FREE COLLEGE WEEK 3
If you Google “persistence” you get a bunch of successory posters featuring snails with inspirational quotes like, “No matter how long the journey…” You know what– until you’ve walked a mile in a snail’s long slippery shoe I think you should leave the snail out of it.
I just finished the final edits on an upcoming novel and as I was working under deadline on a particularly beautiful sunny day I thought, “I can’t wait to never write a book again.”
Mostly, that feeling was coming out of a desire for free time. I work 40+ hours a week plus I have a high-maintenance dog, a bad back that requires exercises, and my writing life. On the day I was finishing my novel I wanted to be sitting in Dolores Park with the nouveau-San Francisco-riche, eating Bi-Rite ice cream or whatever happens in this speedily changing city that’s pushing artists out at an alarming rate to make room for the latest tech bubble workers. $3300 for a one bedroom apartment. Don’t get me started.
I’ve been thinking a lot about persistence lately in how it pertains to a daily writing practice. It’s very difficult to do work on a writing project on a daily basis, yet when I’m able to I feel I’m crafting my work with a kind of psychic advantage. I’m in the piece more deeply. Living in the rooms my characters are living in.

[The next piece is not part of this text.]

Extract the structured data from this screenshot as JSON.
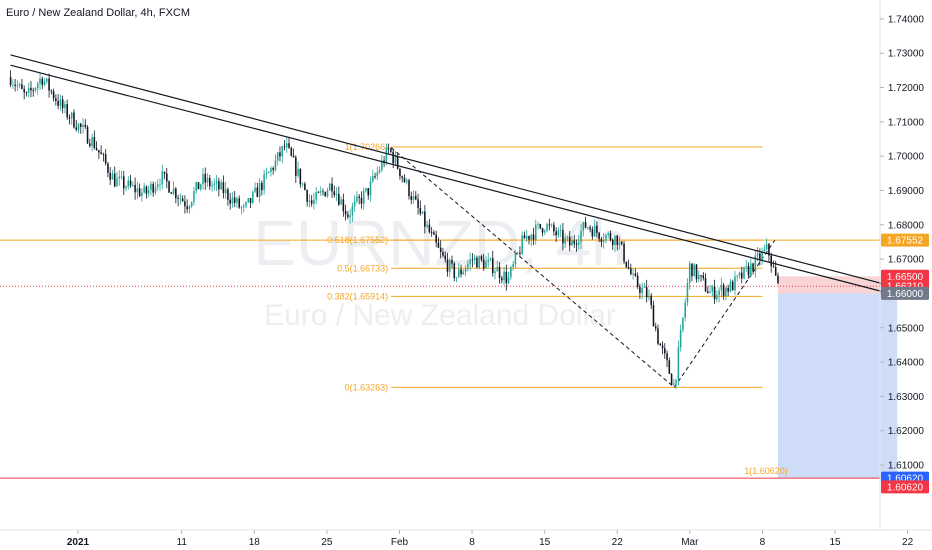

Recently, I was transcribing an interview I did with Pulitzer Prize winning poet Rae Armantrout and we were talking about why the world will never see an Emily Dickinson type writer again. Rae said something to the effect that the world keeps us so busy we’re blocked a certain kind of genius. I really agree with that.

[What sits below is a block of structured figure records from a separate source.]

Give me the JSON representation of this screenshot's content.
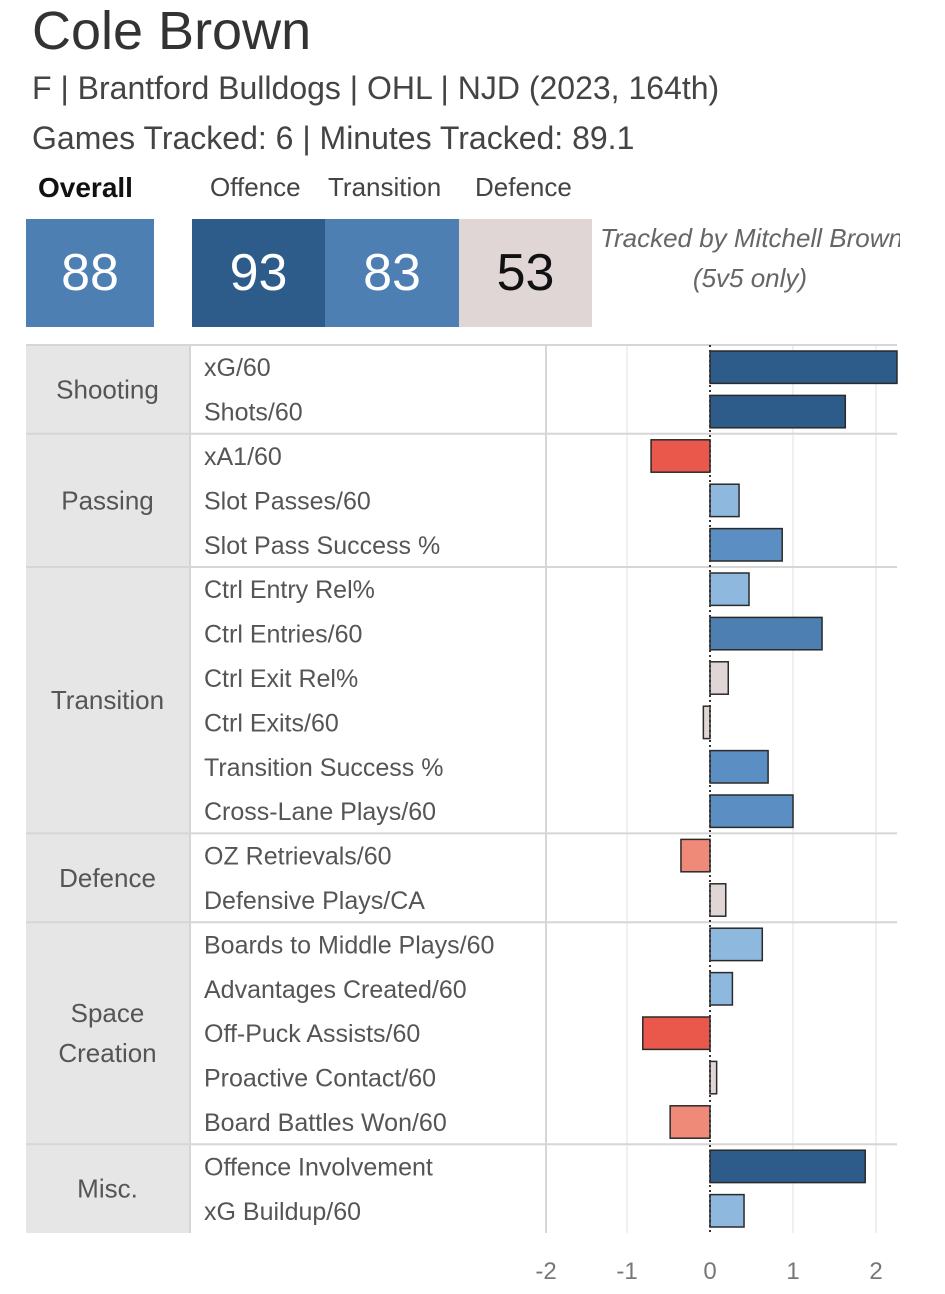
{
  "header": {
    "player_name": "Cole Brown",
    "subtitle": "F | Brantford Bulldogs | OHL | NJD (2023, 164th)",
    "tracked": "Games Tracked: 6 | Minutes Tracked: 89.1",
    "tracker_line1": "Tracked by Mitchell Brown",
    "tracker_line2": "(5v5 only)"
  },
  "ratings": {
    "overall_label": "Overall",
    "overall": "88",
    "offence_label": "Offence",
    "offence": "93",
    "transition_label": "Transition",
    "transition": "83",
    "defence_label": "Defence",
    "defence": "53"
  },
  "colors": {
    "dark_blue": "#2d5b8a",
    "mid_blue": "#4e7fb3",
    "steel_blue": "#5b8ec2",
    "light_blue": "#8fb8df",
    "neutral": "#e0d6d6",
    "light_red": "#f08a78",
    "red": "#e9584a",
    "category_bg": "#e6e6e6"
  },
  "chart_data": {
    "type": "bar",
    "orientation": "horizontal",
    "xlim": [
      -2,
      2.2
    ],
    "xticks": [
      "-2",
      "-1",
      "0",
      "1",
      "2"
    ],
    "grid": true,
    "groups": [
      {
        "name": "Shooting",
        "metrics": [
          {
            "label": "xG/60",
            "value": 2.3,
            "color": "dark_blue"
          },
          {
            "label": "Shots/60",
            "value": 1.63,
            "color": "dark_blue"
          }
        ]
      },
      {
        "name": "Passing",
        "metrics": [
          {
            "label": "xA1/60",
            "value": -0.71,
            "color": "red"
          },
          {
            "label": "Slot Passes/60",
            "value": 0.35,
            "color": "light_blue"
          },
          {
            "label": "Slot Pass Success %",
            "value": 0.87,
            "color": "steel_blue"
          }
        ]
      },
      {
        "name": "Transition",
        "metrics": [
          {
            "label": "Ctrl Entry Rel%",
            "value": 0.47,
            "color": "light_blue"
          },
          {
            "label": "Ctrl Entries/60",
            "value": 1.35,
            "color": "mid_blue"
          },
          {
            "label": "Ctrl Exit Rel%",
            "value": 0.22,
            "color": "neutral"
          },
          {
            "label": "Ctrl Exits/60",
            "value": -0.08,
            "color": "neutral"
          },
          {
            "label": "Transition Success %",
            "value": 0.7,
            "color": "steel_blue"
          },
          {
            "label": "Cross-Lane Plays/60",
            "value": 1.0,
            "color": "steel_blue"
          }
        ]
      },
      {
        "name": "Defence",
        "metrics": [
          {
            "label": "OZ Retrievals/60",
            "value": -0.35,
            "color": "light_red"
          },
          {
            "label": "Defensive Plays/CA",
            "value": 0.19,
            "color": "neutral"
          }
        ]
      },
      {
        "name": "Space Creation",
        "metrics": [
          {
            "label": "Boards to Middle Plays/60",
            "value": 0.63,
            "color": "light_blue"
          },
          {
            "label": "Advantages Created/60",
            "value": 0.27,
            "color": "light_blue"
          },
          {
            "label": "Off-Puck Assists/60",
            "value": -0.81,
            "color": "red"
          },
          {
            "label": "Proactive Contact/60",
            "value": 0.08,
            "color": "neutral"
          },
          {
            "label": "Board Battles Won/60",
            "value": -0.48,
            "color": "light_red"
          }
        ]
      },
      {
        "name": "Misc.",
        "metrics": [
          {
            "label": "Offence Involvement",
            "value": 1.87,
            "color": "dark_blue"
          },
          {
            "label": "xG Buildup/60",
            "value": 0.41,
            "color": "light_blue"
          }
        ]
      }
    ]
  }
}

Matias Viegner used a meme going around Facebook, the ultimate distracter to write his book that just came out, 2500 Random Things About Me Too.
The Facebook meme required a person to write a random list of 25 things about themselves. Matias did that. And then a hundred more. Weaving a narrative together, while fighting the idea of narrative. It’s a great read and also a special window into the struggles of a writer’s persistence.
So, where’s the FREE COLLEGE exercises you ask?
Read Lorrie Moore’s story, “Real Estate” from Birds of America.
Write a story in which a surprising plot twist occurs.
Write a story while listening to Henryk Gorecki’s Symphony No. 3.
At each of the three movements make the plot shift in your story.
Make an effort to write something in your writing journal every day at the same time. Even if it is only a sentence. Oh, and go eat an ice cream in the park whether you have time for it or not.